= Tony Ball =

British television executive

Tony Ball is a British television executive, former chairman of Kabel Deutschland and former CEO of BSkyB.

==Biography==
Born and educated in London, Ball received an MBA from Kingston University and later an honorary doctorate.

===Career===
Ball joined Thames Television on graduation as a broadcasting engineer. he was later a founding director of Champion TV, which launched the UK's first dedicated sports channel, The Sports Channel, broadcast on British Satellite Broadcasting. In 1993, Ball joined BSkyB, where he built the success of Sky Sports.

====Fox Sports International====
Ball went to Australia to manage Fox Sports Australia and from here moved to the United States to become President of Fox Sports International, where he oversaw the creation and the operation of sports television businesses in North America, Latin America, Asia, and Australia.

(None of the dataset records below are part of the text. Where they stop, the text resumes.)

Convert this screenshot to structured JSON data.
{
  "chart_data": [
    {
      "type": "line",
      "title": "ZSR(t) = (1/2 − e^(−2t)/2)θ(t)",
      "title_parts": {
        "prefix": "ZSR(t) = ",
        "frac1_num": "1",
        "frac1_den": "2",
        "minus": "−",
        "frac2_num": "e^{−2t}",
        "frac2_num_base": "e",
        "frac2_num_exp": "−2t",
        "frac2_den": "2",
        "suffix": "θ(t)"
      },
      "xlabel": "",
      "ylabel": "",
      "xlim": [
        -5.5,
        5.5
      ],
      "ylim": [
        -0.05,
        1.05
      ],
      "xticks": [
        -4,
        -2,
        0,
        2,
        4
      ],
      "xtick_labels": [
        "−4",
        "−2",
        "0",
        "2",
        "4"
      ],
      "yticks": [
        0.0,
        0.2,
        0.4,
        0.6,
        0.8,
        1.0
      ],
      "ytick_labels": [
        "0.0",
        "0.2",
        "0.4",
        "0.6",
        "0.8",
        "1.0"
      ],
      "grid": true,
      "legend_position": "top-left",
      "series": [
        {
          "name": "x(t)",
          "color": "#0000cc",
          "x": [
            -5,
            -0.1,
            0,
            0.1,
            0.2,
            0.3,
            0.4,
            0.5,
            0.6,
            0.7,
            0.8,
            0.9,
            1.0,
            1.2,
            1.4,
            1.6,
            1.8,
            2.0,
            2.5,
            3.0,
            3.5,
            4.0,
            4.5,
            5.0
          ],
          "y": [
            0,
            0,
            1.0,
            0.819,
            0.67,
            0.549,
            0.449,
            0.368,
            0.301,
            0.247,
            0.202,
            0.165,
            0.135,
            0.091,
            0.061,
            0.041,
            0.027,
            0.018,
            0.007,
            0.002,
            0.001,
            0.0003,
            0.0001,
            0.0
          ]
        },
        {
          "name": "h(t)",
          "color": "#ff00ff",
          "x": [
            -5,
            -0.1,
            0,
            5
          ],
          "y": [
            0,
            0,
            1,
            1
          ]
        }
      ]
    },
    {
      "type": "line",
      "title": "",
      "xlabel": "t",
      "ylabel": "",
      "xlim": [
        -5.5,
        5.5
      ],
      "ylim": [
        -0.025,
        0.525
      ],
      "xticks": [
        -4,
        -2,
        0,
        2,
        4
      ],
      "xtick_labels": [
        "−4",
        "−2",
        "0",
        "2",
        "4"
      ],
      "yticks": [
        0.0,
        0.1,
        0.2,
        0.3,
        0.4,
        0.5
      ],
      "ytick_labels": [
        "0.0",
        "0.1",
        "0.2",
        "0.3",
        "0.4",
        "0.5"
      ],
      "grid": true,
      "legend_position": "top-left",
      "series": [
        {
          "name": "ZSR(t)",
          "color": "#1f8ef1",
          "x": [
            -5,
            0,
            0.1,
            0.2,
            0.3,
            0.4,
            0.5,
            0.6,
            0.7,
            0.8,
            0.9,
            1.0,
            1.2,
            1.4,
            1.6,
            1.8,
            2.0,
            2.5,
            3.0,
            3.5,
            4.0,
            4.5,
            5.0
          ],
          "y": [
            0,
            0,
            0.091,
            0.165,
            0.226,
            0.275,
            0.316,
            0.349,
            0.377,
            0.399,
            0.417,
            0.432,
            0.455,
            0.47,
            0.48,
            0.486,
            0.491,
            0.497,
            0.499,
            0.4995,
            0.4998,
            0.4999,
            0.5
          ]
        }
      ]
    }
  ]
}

====Fox Liberty Networks====
Ball then became chief executive of News Corporation's Fox/Liberty Media Network, which included the FX Network, Fox Sports Net and 20 Regional Sports Channels throughout the United States. By creating cable deals Ball was able to significant increase the number ofsubscribers to Fox.

====BSkyB====
In 1999, Murdoch picked Ball to revive loss-making BSkyB, returning to the UK to manage the change from analogue to digital transmission. His reputation as an astute and intelligent marketer was solidified, on the back of doubling subscribers to 7million and taking BSkyB into profit for the first time in five years. The results were reflected in his basic salary of £762,000 and a £1.5m bonus; his total earnings during his tenure are estimated at £30m. After resigning in late 2003, he was replaced by James Murdoch, and left News Corp in April 2004.

====Kabel Deutschland====
Ball joined Kabel Deutschland as chairman in 2003, where he introduced premium internet, telephony, and television services and executed a €1 billion network upgrade. From February 2006 to September 2010, Kabel Deutschland was majority-owned by Providence Equity Partners. On 24 June 2013, Vodafone announced a takeover bid for Kabel Deutschland valued at €7.7 billion, 4 times the valuation at the time of IPO. The board recommended the bid above that of rival Liberty Global.

====Post 2003====
Ball became a non-executive director for various companies, which presently include: non-executive director of the Spanish cable company ONO; and a non-executive director of BT plc. In mid-2009, Ball started negotiations with ITV to become Chief Executive, but talks broke down in September over various contractual issues.

Ball is a board member of the Olympic Delivery Authority for the London 2012 Summer Olympics, and a trustee of the Media Trust.

===Personal life===
His second marriage is to a Spanish-national lady, Gabriella; the couple has homes in London and Spain. The motorcycle he bought and rode whilst resident in California was placed in his office at BSkyB.